AT: Continua. É doído, mas é divertido. Por exemplo, no Carnaval de rua do ano passado, a Secretaria de Cultura fez a coordenação, o que envolvia liderar várias outras. A gente teve uma primeira reunião, eram uns 17 homens e eu. Tinha uma apresentação para mostrar com base em um decreto. Comecei a apresentar. Na primeira interrupção, ok, não me importei. Aí foi uma segunda, terceira, quarta, quinta, sexta, parei e falei: “bom, o material está impresso. Vou mandar por e-mail para todos os senhores, se quiserem fazer alguma devolutiva ou não, é isso que será seguido porque eu não consigo falar”. Eles acham que é normal, não conseguem ver o quanto isso é um lugar do machismo mesmo. Para ser ouvida, preciso falar mais alto, mais firme, aí sou brava. Sempre somos adjetivos. 

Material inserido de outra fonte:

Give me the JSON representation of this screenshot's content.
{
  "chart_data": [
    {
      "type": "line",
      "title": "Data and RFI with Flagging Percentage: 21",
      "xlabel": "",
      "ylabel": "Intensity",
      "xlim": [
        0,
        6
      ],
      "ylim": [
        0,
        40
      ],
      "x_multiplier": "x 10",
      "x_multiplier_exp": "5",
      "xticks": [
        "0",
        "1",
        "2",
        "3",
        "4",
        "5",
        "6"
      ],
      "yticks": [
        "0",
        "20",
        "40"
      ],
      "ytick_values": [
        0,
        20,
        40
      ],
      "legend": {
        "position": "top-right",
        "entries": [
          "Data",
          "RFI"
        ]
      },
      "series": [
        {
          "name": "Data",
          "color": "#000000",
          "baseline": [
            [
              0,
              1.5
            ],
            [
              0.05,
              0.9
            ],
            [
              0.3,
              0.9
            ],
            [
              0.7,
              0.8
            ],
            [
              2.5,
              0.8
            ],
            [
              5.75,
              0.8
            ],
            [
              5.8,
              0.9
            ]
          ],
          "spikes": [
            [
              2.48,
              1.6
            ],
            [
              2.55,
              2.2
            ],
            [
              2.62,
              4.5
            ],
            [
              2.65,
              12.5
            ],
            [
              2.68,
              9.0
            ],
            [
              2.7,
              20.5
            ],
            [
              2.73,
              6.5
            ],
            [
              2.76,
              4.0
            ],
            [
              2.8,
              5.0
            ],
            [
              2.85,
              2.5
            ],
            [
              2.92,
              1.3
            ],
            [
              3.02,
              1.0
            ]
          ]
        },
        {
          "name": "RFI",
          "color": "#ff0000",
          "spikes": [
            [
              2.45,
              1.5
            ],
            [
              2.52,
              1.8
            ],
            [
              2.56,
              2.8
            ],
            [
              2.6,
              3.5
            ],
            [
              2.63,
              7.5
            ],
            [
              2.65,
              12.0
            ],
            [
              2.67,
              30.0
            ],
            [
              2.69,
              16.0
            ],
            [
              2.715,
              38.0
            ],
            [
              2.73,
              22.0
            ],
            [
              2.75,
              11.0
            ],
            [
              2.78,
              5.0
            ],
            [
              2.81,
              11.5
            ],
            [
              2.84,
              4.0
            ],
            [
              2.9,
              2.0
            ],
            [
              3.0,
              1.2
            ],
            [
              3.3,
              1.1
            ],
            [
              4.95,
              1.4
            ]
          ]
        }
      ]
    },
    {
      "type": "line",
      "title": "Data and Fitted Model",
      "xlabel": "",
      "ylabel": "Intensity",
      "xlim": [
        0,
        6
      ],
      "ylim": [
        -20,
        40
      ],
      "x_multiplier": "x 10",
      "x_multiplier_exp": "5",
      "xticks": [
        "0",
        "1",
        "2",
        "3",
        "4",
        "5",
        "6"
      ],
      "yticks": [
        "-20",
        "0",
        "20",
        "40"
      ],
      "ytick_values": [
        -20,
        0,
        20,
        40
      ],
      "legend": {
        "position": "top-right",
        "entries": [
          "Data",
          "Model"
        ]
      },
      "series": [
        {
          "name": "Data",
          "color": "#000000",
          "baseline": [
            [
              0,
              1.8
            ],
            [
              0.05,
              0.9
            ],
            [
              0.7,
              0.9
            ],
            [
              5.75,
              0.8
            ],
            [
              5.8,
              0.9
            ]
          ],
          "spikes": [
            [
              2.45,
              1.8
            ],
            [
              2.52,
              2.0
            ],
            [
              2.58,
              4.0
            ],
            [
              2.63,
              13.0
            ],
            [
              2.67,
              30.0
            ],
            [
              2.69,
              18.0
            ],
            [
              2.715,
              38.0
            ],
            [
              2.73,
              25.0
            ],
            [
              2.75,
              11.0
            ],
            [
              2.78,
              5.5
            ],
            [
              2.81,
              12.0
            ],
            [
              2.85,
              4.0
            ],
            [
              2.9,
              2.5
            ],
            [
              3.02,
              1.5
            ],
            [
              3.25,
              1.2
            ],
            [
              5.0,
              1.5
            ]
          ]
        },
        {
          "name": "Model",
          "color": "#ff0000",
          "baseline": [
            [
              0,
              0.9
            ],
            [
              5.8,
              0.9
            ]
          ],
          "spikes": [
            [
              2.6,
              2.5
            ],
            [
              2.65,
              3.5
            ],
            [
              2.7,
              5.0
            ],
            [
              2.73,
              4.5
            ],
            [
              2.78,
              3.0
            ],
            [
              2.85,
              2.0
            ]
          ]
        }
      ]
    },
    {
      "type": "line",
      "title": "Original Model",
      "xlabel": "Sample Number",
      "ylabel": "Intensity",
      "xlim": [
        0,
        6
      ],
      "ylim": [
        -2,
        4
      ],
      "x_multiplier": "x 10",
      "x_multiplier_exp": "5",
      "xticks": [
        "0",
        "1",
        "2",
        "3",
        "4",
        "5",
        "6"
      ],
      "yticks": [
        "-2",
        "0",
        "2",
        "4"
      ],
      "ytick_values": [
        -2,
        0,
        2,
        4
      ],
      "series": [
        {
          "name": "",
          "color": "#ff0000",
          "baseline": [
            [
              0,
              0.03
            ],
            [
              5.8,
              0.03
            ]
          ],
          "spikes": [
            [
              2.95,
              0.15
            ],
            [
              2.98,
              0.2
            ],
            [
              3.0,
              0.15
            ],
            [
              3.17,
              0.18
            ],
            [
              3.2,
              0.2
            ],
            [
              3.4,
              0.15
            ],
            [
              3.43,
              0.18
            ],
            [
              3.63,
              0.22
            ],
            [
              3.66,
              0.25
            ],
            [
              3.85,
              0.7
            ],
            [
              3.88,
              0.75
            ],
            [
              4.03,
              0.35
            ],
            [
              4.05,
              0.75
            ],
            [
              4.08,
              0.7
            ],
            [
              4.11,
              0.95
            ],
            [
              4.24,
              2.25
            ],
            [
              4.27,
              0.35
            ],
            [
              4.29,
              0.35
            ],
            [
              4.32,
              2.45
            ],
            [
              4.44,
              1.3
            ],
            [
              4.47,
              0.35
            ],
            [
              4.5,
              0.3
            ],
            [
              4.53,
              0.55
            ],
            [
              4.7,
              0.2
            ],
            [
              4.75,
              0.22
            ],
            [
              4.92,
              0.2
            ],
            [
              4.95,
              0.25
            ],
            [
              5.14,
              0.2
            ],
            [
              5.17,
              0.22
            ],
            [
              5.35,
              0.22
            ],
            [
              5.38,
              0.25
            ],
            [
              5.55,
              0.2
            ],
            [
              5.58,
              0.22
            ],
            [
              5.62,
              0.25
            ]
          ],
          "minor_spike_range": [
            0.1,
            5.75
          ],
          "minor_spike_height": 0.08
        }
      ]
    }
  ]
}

GS: Que legado você quer deixar?
AT: Nunca consigo responder a essa pergunta. Acho que o legado empírico do que é a representação. Acho que nem eu tenho dimensão da importância que é essa cadeira e ocupar esse lugar. Talvez. quando eu saia, e veja a minha fotinho ali ao lado dos outros secretários daqui uns 20 anos, vai ser impactante o fato de ter sido a primeira mulher negra a ocupar um espaço de poder. Sobre o legado de política pública, vai ser muito difícil uma próxima gestão não fortalecer o artista da ponta. A gente mudou a cultura da cidade, a descentralização do orçamento. Os eixos que trabalhamos aqui são o grande legado. Não dá para voltar a colocar um secretário acadêmico, um playboy como tinha nos últimos anos porque, se ele chegar aqui e não atender ao que as pessoas querem de verdade, não vai funcionar. A Cultura chegou num ponto e ela pode muito mais.

GS: O que é a cultura para você?
AT:  A cultura, para mim, é a maior ferramenta de transformação da sociedade. A maior porque você consegue concretizar ações. Uma criança que mora num lugar de extrema vulnerabilidade, por exemplo, pode assistir a uma contação de história e ser colocada no lugar de princesa ou rainha, realizando um sonho. Sem contar que o setor, hoje, gera muito emprego também. Quando você contrata um show, não contrata só um artista, mas toda uma estrutura. 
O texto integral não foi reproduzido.